Tuesday, November 16, 2010

Responding to Ivan, pt. 1

In the comments of the last post I attempted to rephrase Ivan's argument to further clarify what he sees as the problem.

The idea of his argument focuses on this point: Christians say that God has a plan to work all of this out for a good that we cannot understand. But, if you had the power to create a universe and if you could make it under whatever conditions you wanted to, would you ever agree to make a world in which even one person (perhaps "that baby beating its breast") would have to suffer in order for a greater good to come about? If I would never agree to create a world in which even just one child had to be abused and killed in order to bring about a greater good, why should I believe that there is a God that would do that? Yet, Ivan charges, Christians reprehensibly proclaim a God that created a world in which many people would suffer.
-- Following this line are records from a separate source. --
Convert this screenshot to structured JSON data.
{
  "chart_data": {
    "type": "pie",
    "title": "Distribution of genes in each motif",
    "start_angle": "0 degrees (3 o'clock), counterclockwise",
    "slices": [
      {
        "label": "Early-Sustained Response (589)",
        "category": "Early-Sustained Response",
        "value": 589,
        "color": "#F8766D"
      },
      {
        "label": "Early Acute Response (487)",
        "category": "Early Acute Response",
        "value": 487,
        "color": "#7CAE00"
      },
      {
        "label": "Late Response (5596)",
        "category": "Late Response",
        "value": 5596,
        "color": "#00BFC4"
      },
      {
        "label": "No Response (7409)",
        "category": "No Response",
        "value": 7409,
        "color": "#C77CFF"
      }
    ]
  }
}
I think it would be appropriate to take the time to respond to this argument. I think it is a charge against our God that carries a lot of weight with a great many people. Most people in the world have been affected by pain or suffering and nearly everyone has seen or heard about instances of gratuitous evil. Dostoevsky, through Ivan, takes the classic "problem of evil" argument and puts it in a form that accents the magnitude of suffering an evil. It appeals to man's compassion, sense of goodness, and understanding of justice.

Would you ever create a world in which even one baby would be raped and murdered? Would you ever allow for it? What sort of "greater good" could be accomplished through this world that could not be accomplished any other way? Or, in what way is this "greater good" so valuable that it is worth such atrocities against this infant? What sort of good is a good that can only be had through such a terrible evil?
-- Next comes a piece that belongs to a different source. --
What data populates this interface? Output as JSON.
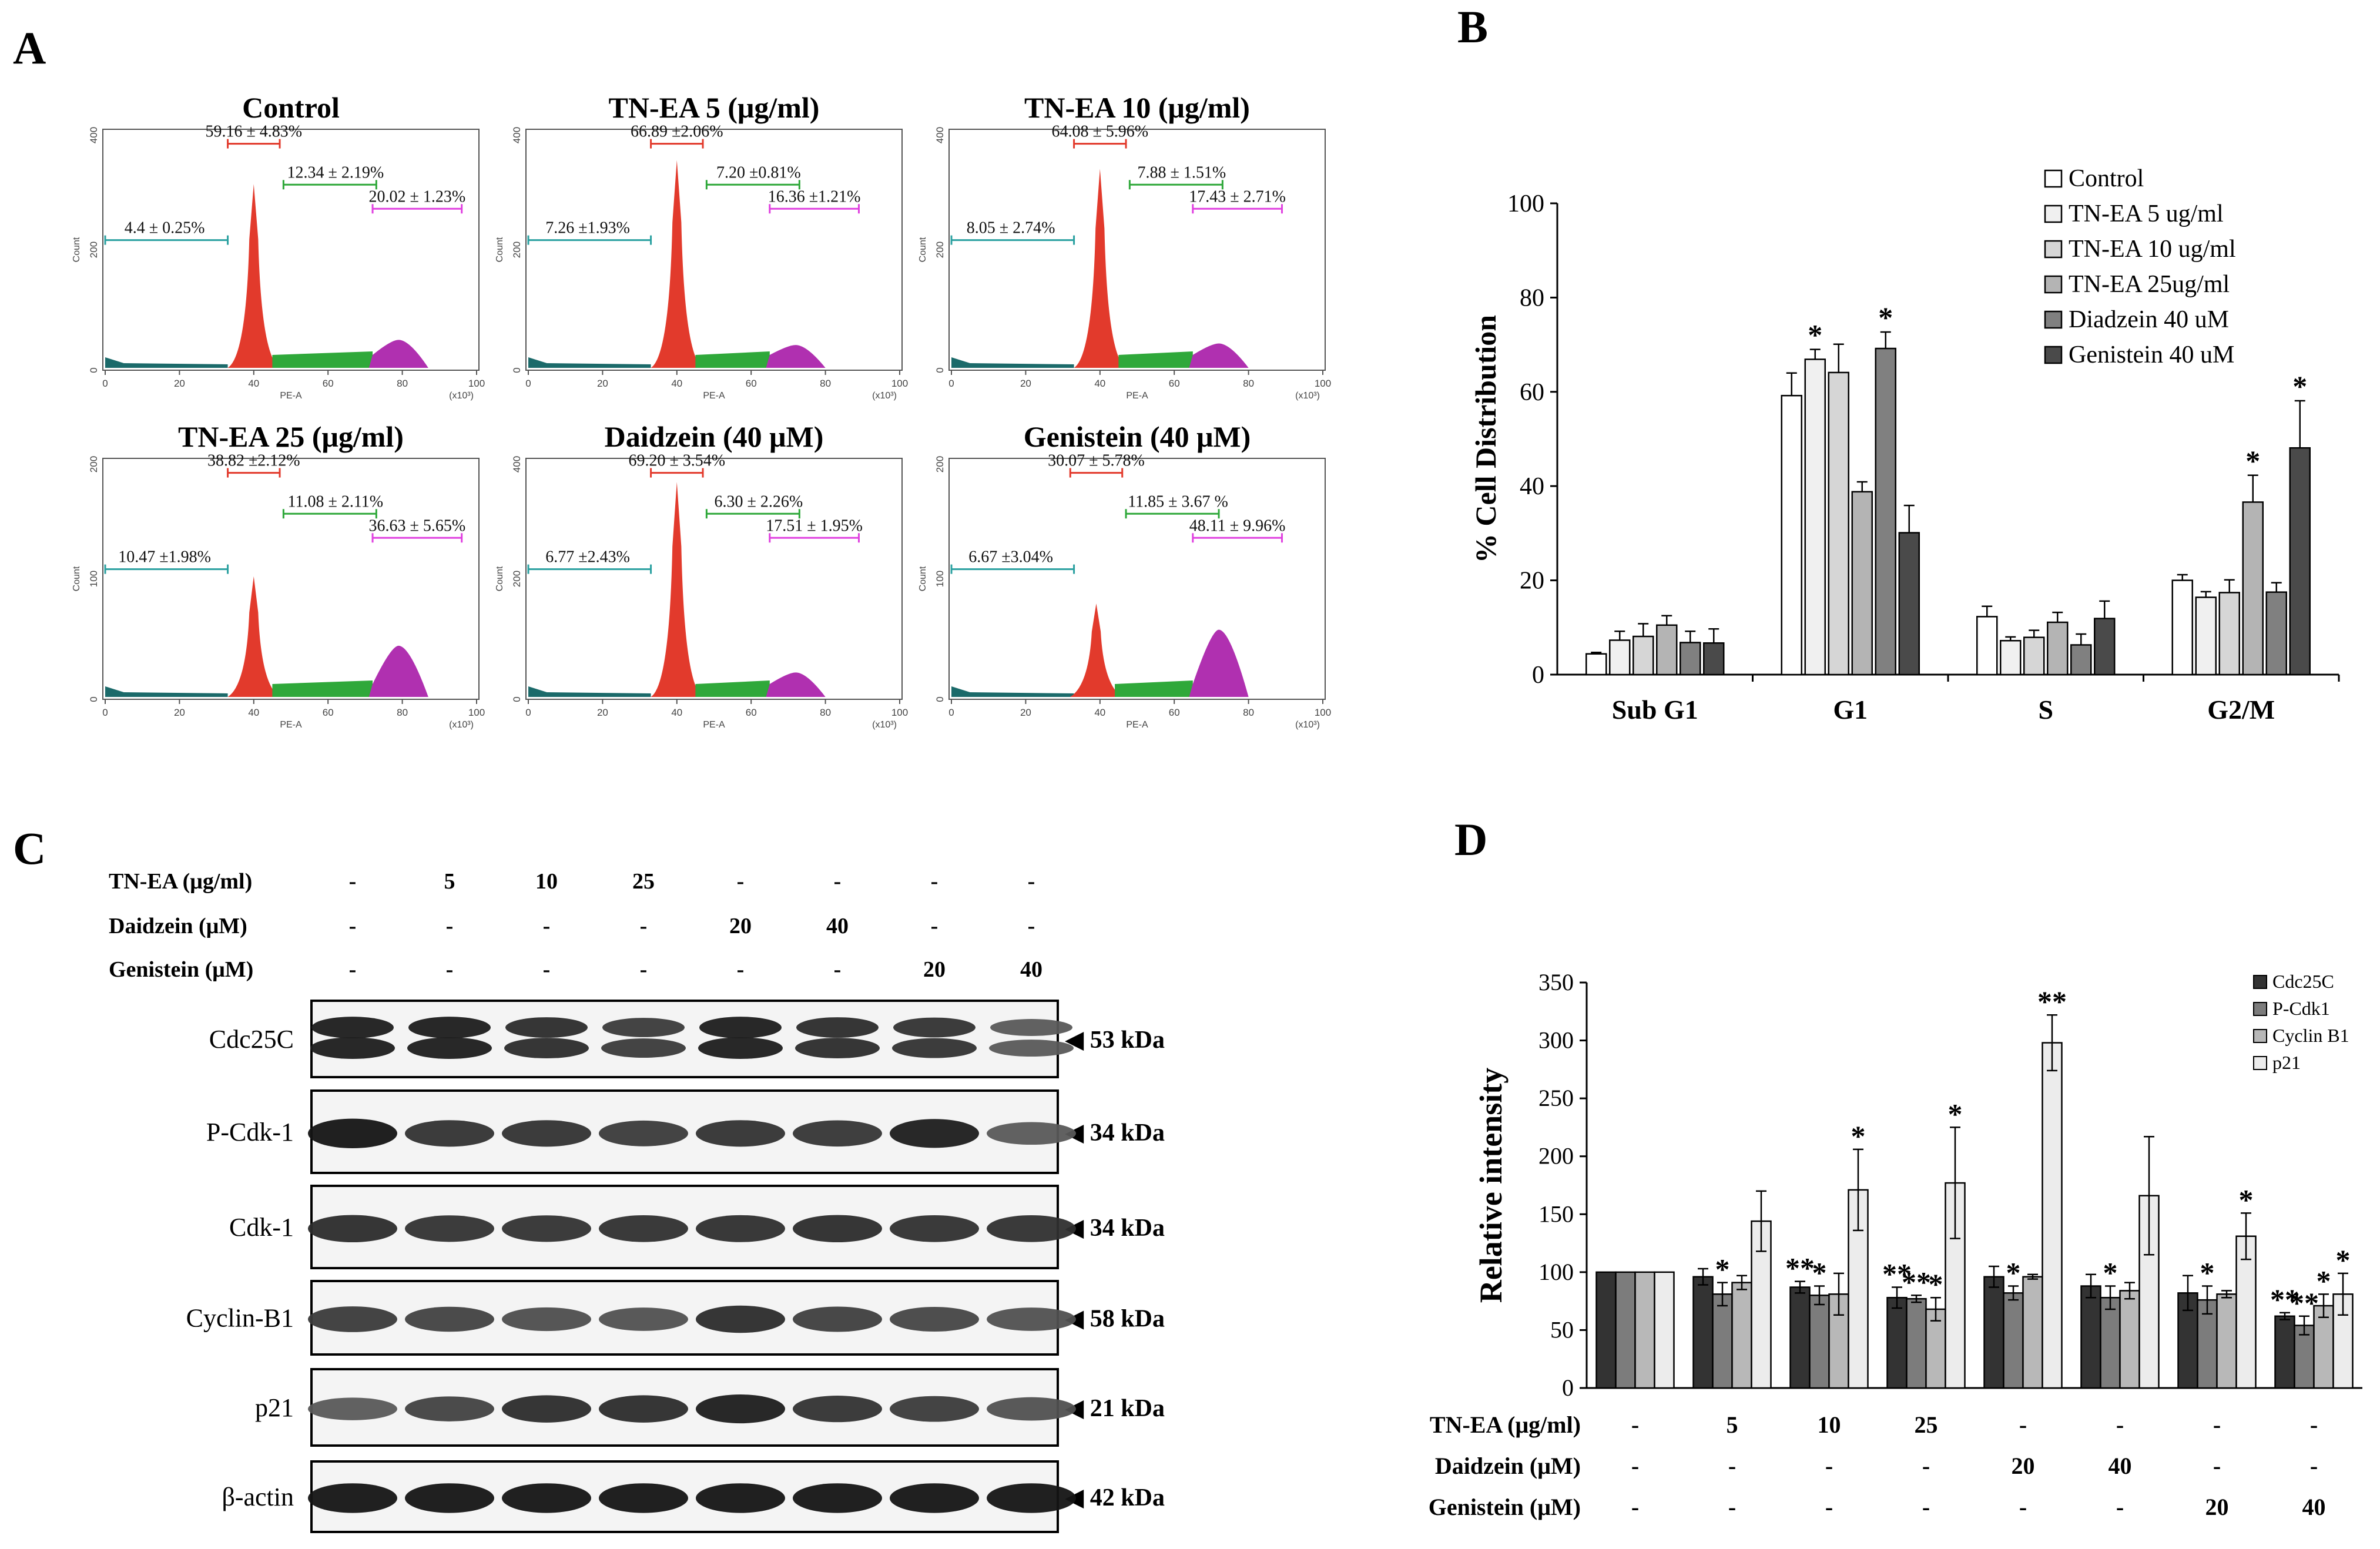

If you find the idea of creating a world on these conditions so repulsive, how is it that you can accept that a God would create world in which this happens to many, many infants? And not only that, but there are countless other evils and atrocities that afflict the world of man.

Ivan asks a good question. A question that, once it is raised and heard, must be addressed in some way.

My answer, in the end, is simple. I think that to many it will seem insufficient. But over the next several posts I will attempt to show why there is no truer answer and why all other answers come up short unless they are connected to this one simple truth: we can believe this world to be what it is, and we can believe in the God of the Bible to be who He claims that He is, because Jesus was resurrected on the third day.

If the Ivans of this world accept this one statement all other things fall into place.